Die klassische Naturheilkunde behilft sich Methoden, die vor allem
die Selbstheilungskraft des Körpers in den Vordergrund stellt.
Der Mensch ist in der Lage sich selber zu helfen, es bedarf dabei
teilweise nur ein wenig Disziplin und Änderung des Lebensalltags.
Mit Hilfe von Pflanzenheilkunde sowie Wasserheilkunde, die auf den
Grundlagen von Kneipp basiert, kann die Abwehrkraft auf Naturbasis
verbessert werden. Zu den weiteren Möglichkeiten, die mit der
Naturheilkunde positiv Einfluss genommen werden kann gehört
auch die Bewegungstherapie (hierzu gehört die Krankengymnastik)
und die Ordnungstherapie. Letztere ist der größte Punkt,
der die Disziplin des Menschen fordert, da hierbei der Lebensalltag
umgestellt werden muss um Krankheiten vorbeugen zu können.
Besonders in der heutigen Zeit zeigen immer mehr ansteigende und
zugleich stressbelastete Anforderungen im Beruf als auch teilweise
in der Freizeit nachteilige Auswirkungen auf die Gesundheit. Dies
äußert sich dann beim Menschen vor allem durch psychische
Überlastung oder auch Suchterkrankungen (Bsp. Alkohohlmissbrauch).
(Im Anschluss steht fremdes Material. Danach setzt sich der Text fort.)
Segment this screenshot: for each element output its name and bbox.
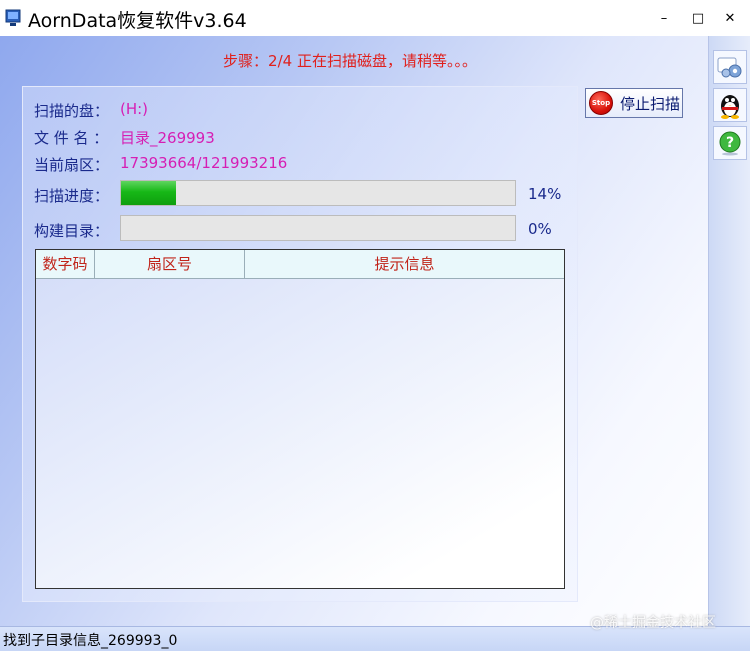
step-status-text: 步骤：2/4 正在扫描磁盘，请稍等。。。 (223, 52, 477, 70)
stop-scan-label: 停止扫描 (620, 94, 681, 113)
current-sector-value: 17393664/121993216 (120, 154, 288, 172)
column-header-sector[interactable]: 扇区号 (95, 250, 245, 278)
column-header-code[interactable]: 数字码 (36, 250, 95, 278)
title-bar: AornData恢复软件v3.64 – □ ✕ (0, 0, 750, 36)
column-header-info[interactable]: 提示信息 (245, 250, 564, 278)
main-client-area: 步骤：2/4 正在扫描磁盘，请稍等。。。 扫描的盘： (H:) 文 件 名 ： … (0, 36, 708, 626)
close-button[interactable]: ✕ (718, 6, 742, 30)
status-text: 找到子目录信息_269993_0 (3, 633, 178, 649)
stop-scan-button[interactable]: Stop 停止扫描 (585, 88, 683, 118)
build-directory-label: 构建目录： (34, 222, 110, 240)
build-directory-progress-bar (120, 215, 516, 241)
side-toolbar: ? (708, 36, 750, 626)
scan-progress-label: 扫描进度： (34, 187, 110, 205)
maximize-button[interactable]: □ (686, 6, 710, 30)
scan-disk-value: (H:) (120, 100, 149, 118)
current-sector-label: 当前扇区： (34, 156, 110, 174)
app-logo-icon (4, 8, 24, 28)
watermark-text: @稀土掘金技术社区 (590, 615, 716, 631)
scan-progress-fill (121, 181, 177, 205)
scan-progress-percent: 14% (528, 185, 562, 203)
file-name-label: 文 件 名 ： (34, 129, 109, 147)
scan-disk-label: 扫描的盘： (34, 102, 110, 120)
stop-sign-icon: Stop (589, 91, 613, 115)
qq-penguin-icon[interactable] (713, 88, 747, 122)
minimize-button[interactable]: – (652, 6, 676, 30)
scan-info-panel: 扫描的盘： (H:) 文 件 名 ： 目录_269993 当前扇区： 17393… (22, 86, 578, 602)
help-question-icon[interactable]: ? (713, 126, 747, 160)
build-directory-percent: 0% (528, 220, 552, 238)
list-header: 数字码 扇区号 提示信息 (36, 250, 564, 279)
scan-progress-bar (120, 180, 516, 206)
svg-text:?: ? (726, 135, 734, 151)
window-title: AornData恢复软件v3.64 (28, 10, 247, 32)
file-name-value: 目录_269993 (120, 129, 215, 147)
results-list-view[interactable]: 数字码 扇区号 提示信息 (35, 249, 565, 589)
settings-gear-icon[interactable] (713, 50, 747, 84)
Ein weiterer Punkt, der auch hier mit einbezogen werden muss, ist
die Ernährung. Des Weiteren kann die Akupunktur und Homöopathie
zur Naturheilkunde dazu gezählt werden, jedoch nun zu den weiteren
Verfahren. Zu den eigenständigen Therapieformen können
die TCM (Traditionelle Chinesische Medizin), die Ayurveda und auch
die anthroposophische Medizin einbezogen werden.